You may recall that in September of 2013, Justice Chiappetta released the decision of Intact Insurance Company of Canada v. Lombard General Insurance Co. of Canada, which held that the equitable doctrine of laches does not apply to loss transfer claims. Laches is an equitable doctrine which, in certain circumstances, prevents the enforcement of a right after a period of delay.
On May 27, 2014, Justice Lederman released the decision in Zurich Insurance Company v. TD General Insurance Company, which reached the opposite conclusion.
In Zurich, TD paid benefits to its insured for ten years following a collision between the insured’s vehicle and a heavy commercial vehicle.; It was not until February 2010, approximately eleven years after the accident, that TD delivered a Notice of Loss Transfer alleging that Zurich was 100% at fault. In August 2011, TD brought an application for an order requiring Zurich to proceed to arbitration. TD and Zurich agreed to first address the preliminary issue of whether TD’s application was barred by the equitable doctrine of laches and/or the provisions of the Limitations Act, 2002.
The arbitrator found that he was bound by the decision of Justice Chiappetta, but noted that he disagreed with her finding with respect to the applicability of the doctrine of laches. The arbitrator went on to find that in any event, Zurich had failed to establish ‘the necessary components of laches…one of them being presumed prejudice or actual prejudice.’
On appeal, Justice Lederman agreed with the arbitrator that the existing loss transfer legislation does not indicate any time limit for making a request for indemnification.
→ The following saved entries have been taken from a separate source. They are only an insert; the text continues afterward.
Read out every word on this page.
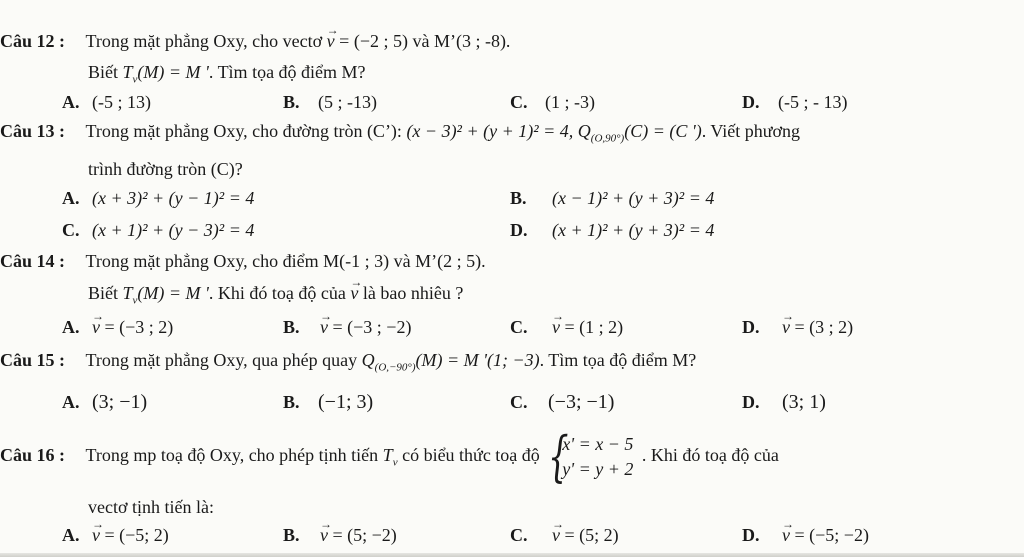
Câu 12 : Trong mặt phẳng Oxy, cho vectơ → v = (−2 ; 5) và M’(3 ; -8).
Biết $T_v(M) = M$ '. Tìm tọa độ điểm M?
A. (-5 ; 13)	B. (5 ; -13)	C. (1 ; -3)	D. (-5 ; - 13)
Câu 13 : Trong mặt phẳng Oxy, cho đường tròn (C’): (x − 3)² + (y + 1)² = 4, $Q_{(O,90^\circ)}(C) = (C$ '). Viết phương
trình đường tròn (C)?
A. (x + 3)² + (y − 1)² = 4	B. (x − 1)² + (y + 3)² = 4
C. (x + 1)² + (y − 3)² = 4	D. (x + 1)² + (y + 3)² = 4
Câu 14 : Trong mặt phẳng Oxy, cho điểm M(-1 ; 3) và M’(2 ; 5).
Biết $T_v(M) = M$ '. Khi đó toạ độ của → v là bao nhiêu ?
A. → v = (−3 ; 2)	B. → v = (−3 ; −2)	C. → v = (1 ; 2)	D. → v = (3 ; 2)
Câu 15 : Trong mặt phẳng Oxy, qua phép quay $Q_{(O,-90^\circ)}(M) = M$ '(1; −3). Tìm tọa độ điểm M?
A. (3; −1)	B. (−1; 3)	C. (−3; −1)	D. (3; 1)
Câu 16 : Trong mp toạ độ Oxy, cho phép tịnh tiến $T_v$ có biểu thức toạ độ {
x' = x − 5
y' = y + 2
. Khi đó toạ độ của
vectơ tịnh tiến là:
A. → v = (−5; 2)	B. → v = (5; −2)	C. → v = (5; 2)	D. → v = (−5; −2)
As such, TD’s claim for indemnity was not statute barred as the limitation period for loss transfer cases begins to run from the day after the first party insurer requests loss transfer from the second party insurer.
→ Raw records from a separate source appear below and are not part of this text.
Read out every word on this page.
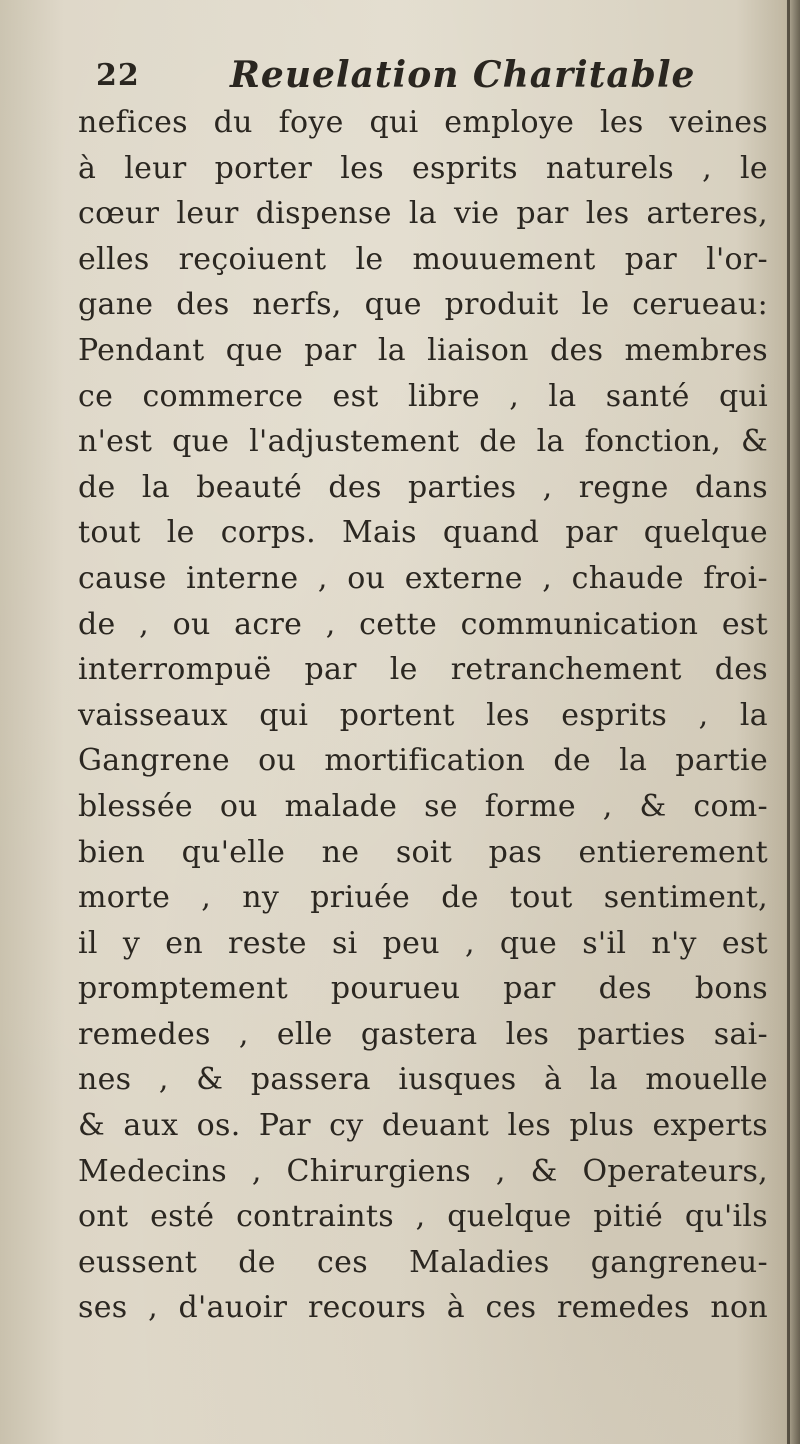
22	Reuelation Charitable
nefices du foye qui employe les veines
à leur porter les esprits naturels , le
cœur leur dispense la vie par les arteres,
elles reçoiuent le mouuement par l'or-
gane des nerfs, que produit le cerueau:
Pendant que par la liaison des membres
ce commerce est libre , la santé qui
n'est que l'adjustement de la fonction, &
de la beauté des parties , regne dans
tout le corps. Mais quand par quelque
cause interne , ou externe , chaude froi-
de , ou acre , cette communication est
interrompuë par le retranchement des
vaisseaux qui portent les esprits , la
Gangrene ou mortification de la partie
blessée ou malade se forme , & com-
bien qu'elle ne soit pas entierement
morte , ny priuée de tout sentiment,
il y en reste si peu , que s'il n'y est
promptement pourueu par des bons
remedes , elle gastera les parties sai-
nes , & passera iusques à la mouelle
& aux os. Par cy deuant les plus experts
Medecins , Chirurgiens , & Operateurs,
ont esté contraints , quelque pitié qu'ils
eussent de ces Maladies gangreneu-
ses , d'auoir recours à ces remedes non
Justice Lederman noted that the doctrine of laches had traditionally only been applied to equitable as opposed to legal claims. His Honour went on to observe that following the fusion of law and equity, courts have been more flexible in applying the doctrine of laches under certain circumstances.
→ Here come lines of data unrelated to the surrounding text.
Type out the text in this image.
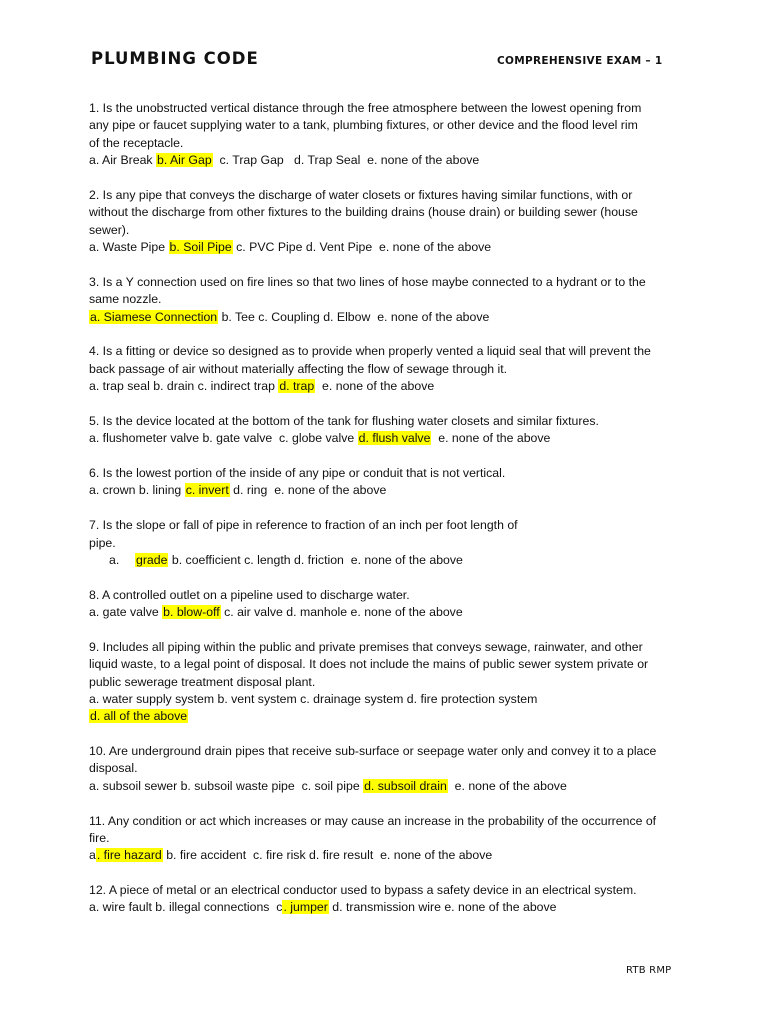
PLUMBING CODE	COMPREHENSIVE EXAM – 1

1. Is the unobstructed vertical distance through the free atmosphere between the lowest opening from

any pipe or faucet supplying water to a tank, plumbing fixtures, or other device and the flood level rim

of the receptacle.

a. Air Break b. Air Gap  c. Trap Gap   d. Trap Seal  e. none of the above

2. Is any pipe that conveys the discharge of water closets or fixtures having similar functions, with or

without the discharge from other fixtures to the building drains (house drain) or building sewer (house

sewer).

a. Waste Pipe b. Soil Pipe c. PVC Pipe d. Vent Pipe  e. none of the above

3. Is a Y connection used on fire lines so that two lines of hose maybe connected to a hydrant or to the

same nozzle.

a. Siamese Connection b. Tee c. Coupling d. Elbow  e. none of the above

4. Is a fitting or device so designed as to provide when properly vented a liquid seal that will prevent the

back passage of air without materially affecting the flow of sewage through it.

a. trap seal b. drain c. indirect trap d. trap  e. none of the above

5. Is the device located at the bottom of the tank for flushing water closets and similar fixtures.

a. flushometer valve b. gate valve  c. globe valve d. flush valve  e. none of the above

6. Is the lowest portion of the inside of any pipe or conduit that is not vertical.

a. crown b. lining c. invert d. ring  e. none of the above

7. Is the slope or fall of pipe in reference to fraction of an inch per foot length of

pipe.

a. grade b. coefficient c. length d. friction  e. none of the above

8. A controlled outlet on a pipeline used to discharge water.

a. gate valve b. blow-off c. air valve d. manhole e. none of the above

9. Includes all piping within the public and private premises that conveys sewage, rainwater, and other

liquid waste, to a legal point of disposal. It does not include the mains of public sewer system private or

public sewerage treatment disposal plant.

a. water supply system b. vent system c. drainage system d. fire protection system

d. all of the above

10. Are underground drain pipes that receive sub-surface or seepage water only and convey it to a place

disposal.

a. subsoil sewer b. subsoil waste pipe  c. soil pipe d. subsoil drain  e. none of the above

11. Any condition or act which increases or may cause an increase in the probability of the occurrence of

fire.

a. fire hazard b. fire accident  c. fire risk d. fire result  e. none of the above

12. A piece of metal or an electrical conductor used to bypass a safety device in an electrical system.

a. wire fault b. illegal connections  c. jumper d. transmission wire e. none of the above

RTB RMP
Justice Lederman found that Ontario’s loss transfer regime possesses an equitable flavour, as it was designed to address unfairness between participants in the province’s insurance industry. As such, there was a sufficient basis to permit the application of the doctrine of laches.
Justice Lederman then went on to apply the doctrine of laches to the facts in question. His Honour found that acquiesce is a stand-alone branch of laches that does not require a finding of prejudice. In considering whether TD had acquiesced, Justice Lederman acknowledged that delay itself does not amount to acquiescence.
Justice Lederman then turned to FSCO Bulletin A-11/94, which refers to the need to notify a second party insurer of a loss transfer claim ‘promptly.’Justice Lederman found that because TD was a sophisticated insurer, and failed to make its request for nearly 11 years, this gave rise to an inference that TD abandoned or waived its rights.
At the end of the day, we are left with two Ontario Superior Court decisions with conflicting results. Leave to appeal has been granted by the Ontario Court of Appeal with respect to the decision of Intact v. Lombard.
We anticipate that the Ontario Court of Appeal will soon provide guidance on three issues: 1. whether the limitation period for loss transfer cases begins to run from the day after the first party insurer requests loss transfer from the second party insurer; 2. whether the doctrine of laches applies to statutory claims for loss transfer; and 3. if the doctrine of laches does apply, in what type of factual circumstances might it be applicable.